But why should we have to exit it? It is our institution, after all. Even if it is not legally part of the government, its mission is to serve the public. And an implicit aspect of any mission to serve the public is that any institution which is no longer serving the public must be either reformed or reset—that is, reconstructed from first principles.
Let us therefore design a democratic weapon with some actual teeth.
The question of education
Suppose a school your child is in is teaching some doctrine you abhor—critical race theory, or evolution, or racism, or Islam. Your first thought is to enjoin them from doing so.

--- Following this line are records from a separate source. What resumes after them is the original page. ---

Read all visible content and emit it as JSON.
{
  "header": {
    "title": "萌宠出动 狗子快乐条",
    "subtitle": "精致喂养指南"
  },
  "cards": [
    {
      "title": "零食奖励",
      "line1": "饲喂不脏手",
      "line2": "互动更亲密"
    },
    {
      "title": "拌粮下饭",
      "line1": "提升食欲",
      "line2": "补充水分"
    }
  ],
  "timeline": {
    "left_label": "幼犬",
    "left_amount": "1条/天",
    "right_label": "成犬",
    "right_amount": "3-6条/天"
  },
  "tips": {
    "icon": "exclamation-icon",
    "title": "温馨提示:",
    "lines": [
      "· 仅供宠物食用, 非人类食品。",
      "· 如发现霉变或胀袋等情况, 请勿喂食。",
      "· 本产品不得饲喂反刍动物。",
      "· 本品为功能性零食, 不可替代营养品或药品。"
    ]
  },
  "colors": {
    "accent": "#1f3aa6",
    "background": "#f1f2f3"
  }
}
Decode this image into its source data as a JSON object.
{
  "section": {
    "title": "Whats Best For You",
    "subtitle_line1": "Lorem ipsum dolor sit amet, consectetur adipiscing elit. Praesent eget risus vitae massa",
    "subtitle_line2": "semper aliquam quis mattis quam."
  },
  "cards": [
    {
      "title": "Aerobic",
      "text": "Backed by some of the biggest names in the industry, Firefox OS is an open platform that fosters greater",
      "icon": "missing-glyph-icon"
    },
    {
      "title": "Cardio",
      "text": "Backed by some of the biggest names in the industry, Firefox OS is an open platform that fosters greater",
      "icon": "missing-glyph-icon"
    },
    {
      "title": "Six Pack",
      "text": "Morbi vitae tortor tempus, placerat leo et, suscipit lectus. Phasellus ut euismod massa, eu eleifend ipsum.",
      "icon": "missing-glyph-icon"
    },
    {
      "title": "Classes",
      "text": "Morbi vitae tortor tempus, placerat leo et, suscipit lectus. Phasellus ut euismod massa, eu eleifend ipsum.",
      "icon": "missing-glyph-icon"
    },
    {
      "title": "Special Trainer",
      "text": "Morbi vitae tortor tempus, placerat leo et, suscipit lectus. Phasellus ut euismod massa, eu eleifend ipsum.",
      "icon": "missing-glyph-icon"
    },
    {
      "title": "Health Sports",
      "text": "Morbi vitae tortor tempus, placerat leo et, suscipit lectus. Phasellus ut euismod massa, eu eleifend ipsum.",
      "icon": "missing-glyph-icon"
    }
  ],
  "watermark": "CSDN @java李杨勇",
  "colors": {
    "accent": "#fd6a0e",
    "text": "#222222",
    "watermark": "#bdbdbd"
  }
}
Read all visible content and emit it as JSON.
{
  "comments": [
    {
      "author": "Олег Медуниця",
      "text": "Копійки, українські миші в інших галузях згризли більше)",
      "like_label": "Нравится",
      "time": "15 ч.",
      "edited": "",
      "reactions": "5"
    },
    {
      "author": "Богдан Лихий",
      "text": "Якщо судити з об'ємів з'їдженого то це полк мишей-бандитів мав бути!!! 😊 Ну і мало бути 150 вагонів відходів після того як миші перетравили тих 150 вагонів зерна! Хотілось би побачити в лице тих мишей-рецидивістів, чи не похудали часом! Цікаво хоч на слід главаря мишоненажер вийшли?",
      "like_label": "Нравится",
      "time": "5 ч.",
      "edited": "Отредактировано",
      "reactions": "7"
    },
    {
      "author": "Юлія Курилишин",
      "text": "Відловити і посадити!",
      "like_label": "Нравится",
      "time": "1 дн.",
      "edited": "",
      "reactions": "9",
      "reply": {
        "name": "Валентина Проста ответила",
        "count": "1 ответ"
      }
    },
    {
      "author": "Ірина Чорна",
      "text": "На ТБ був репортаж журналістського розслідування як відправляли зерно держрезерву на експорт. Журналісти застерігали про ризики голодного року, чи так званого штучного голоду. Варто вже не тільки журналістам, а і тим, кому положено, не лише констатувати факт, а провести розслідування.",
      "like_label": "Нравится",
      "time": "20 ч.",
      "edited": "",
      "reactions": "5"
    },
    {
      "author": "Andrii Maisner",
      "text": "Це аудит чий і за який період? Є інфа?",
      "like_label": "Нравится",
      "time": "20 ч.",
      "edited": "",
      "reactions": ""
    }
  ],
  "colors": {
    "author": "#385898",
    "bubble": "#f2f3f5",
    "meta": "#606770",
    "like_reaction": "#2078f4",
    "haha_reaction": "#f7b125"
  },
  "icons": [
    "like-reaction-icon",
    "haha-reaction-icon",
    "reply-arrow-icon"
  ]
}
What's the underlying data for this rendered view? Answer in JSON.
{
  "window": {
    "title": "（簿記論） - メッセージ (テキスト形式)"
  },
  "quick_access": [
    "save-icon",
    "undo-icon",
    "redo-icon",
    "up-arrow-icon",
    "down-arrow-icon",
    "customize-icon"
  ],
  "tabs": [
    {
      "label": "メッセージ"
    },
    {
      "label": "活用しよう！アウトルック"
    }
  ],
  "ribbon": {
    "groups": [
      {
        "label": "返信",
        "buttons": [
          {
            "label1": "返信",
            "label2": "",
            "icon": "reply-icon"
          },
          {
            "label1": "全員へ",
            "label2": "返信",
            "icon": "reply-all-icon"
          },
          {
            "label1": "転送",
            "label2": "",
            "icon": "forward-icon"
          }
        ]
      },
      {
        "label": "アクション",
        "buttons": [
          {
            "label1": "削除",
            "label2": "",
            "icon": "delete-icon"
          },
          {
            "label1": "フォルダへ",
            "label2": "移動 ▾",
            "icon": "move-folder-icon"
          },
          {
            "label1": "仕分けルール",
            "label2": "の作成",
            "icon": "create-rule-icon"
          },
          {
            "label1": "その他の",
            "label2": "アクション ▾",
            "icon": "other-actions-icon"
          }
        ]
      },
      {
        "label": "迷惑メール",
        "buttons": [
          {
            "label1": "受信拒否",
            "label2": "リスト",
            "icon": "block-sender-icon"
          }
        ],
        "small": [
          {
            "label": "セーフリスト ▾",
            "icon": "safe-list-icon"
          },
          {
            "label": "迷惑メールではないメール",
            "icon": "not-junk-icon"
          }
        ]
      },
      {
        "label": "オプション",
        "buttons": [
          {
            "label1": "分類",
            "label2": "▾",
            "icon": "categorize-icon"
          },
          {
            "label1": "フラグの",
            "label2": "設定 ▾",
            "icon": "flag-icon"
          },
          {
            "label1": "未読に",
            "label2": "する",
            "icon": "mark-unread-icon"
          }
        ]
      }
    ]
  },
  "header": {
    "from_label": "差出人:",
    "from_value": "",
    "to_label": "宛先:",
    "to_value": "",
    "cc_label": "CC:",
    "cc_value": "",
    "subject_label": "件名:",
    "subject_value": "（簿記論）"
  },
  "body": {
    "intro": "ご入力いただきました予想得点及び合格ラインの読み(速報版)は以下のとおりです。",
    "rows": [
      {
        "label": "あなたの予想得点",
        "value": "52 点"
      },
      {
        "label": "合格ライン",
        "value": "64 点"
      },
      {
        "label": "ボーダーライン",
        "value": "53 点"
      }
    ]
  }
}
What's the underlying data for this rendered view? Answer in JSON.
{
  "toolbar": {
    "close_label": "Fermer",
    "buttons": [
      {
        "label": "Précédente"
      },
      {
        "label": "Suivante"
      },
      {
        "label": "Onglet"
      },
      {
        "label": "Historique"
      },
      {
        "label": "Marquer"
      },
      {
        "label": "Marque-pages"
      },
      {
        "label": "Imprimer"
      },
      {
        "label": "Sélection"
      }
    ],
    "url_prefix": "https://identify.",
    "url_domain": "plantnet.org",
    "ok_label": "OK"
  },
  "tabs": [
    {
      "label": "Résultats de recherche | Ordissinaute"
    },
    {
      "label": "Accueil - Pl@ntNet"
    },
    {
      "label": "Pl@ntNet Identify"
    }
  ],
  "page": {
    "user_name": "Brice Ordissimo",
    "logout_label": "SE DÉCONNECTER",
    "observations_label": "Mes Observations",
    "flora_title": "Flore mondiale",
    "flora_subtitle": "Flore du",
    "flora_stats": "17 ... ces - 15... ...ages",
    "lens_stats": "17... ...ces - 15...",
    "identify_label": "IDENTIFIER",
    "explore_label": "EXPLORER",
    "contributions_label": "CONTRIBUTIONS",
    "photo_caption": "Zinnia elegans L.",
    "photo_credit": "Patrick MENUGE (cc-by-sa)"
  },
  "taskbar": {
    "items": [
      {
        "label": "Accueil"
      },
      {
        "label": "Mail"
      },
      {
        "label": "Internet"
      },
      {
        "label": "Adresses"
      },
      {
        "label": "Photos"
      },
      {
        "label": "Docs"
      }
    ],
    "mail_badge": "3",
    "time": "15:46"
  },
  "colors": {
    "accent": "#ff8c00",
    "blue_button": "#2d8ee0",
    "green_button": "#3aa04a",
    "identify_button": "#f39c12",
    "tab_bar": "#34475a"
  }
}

Your second thought is that no such injunction can be enforced or defended, and will prove nothing more than a useful point of attack for your enemies. Look at these rubes who are banning books and ideas! Didn’t that go out with Tipper Gore and the Scopes Monkey Trial? Maybe stop hitting the fentanyl moonshine, rubes…
Your third thought is that the wrongful intent in this case is the intent by some third party or power to train your children to disagree with you. Not only is this a personal violation that threatens your family, collectively it is a violation of your culture’s right to perpetuate itself across generations—which in fact fits Raphael Lemkin’s original definition of “genocide,” though this word is now too loaded to use. I will assert till my dying breath that even rubes have the divine right to raise their children as rubes, so long as their rube communities can live in harmony with all other communities.
A community should control its own schools because it has the right to perpetuate its beliefs and traditions. This was the original purpose of an elected school board, but this purpose has been completely vitiated by the many strings of real power that now bypass these antiquated and wooden political formalities.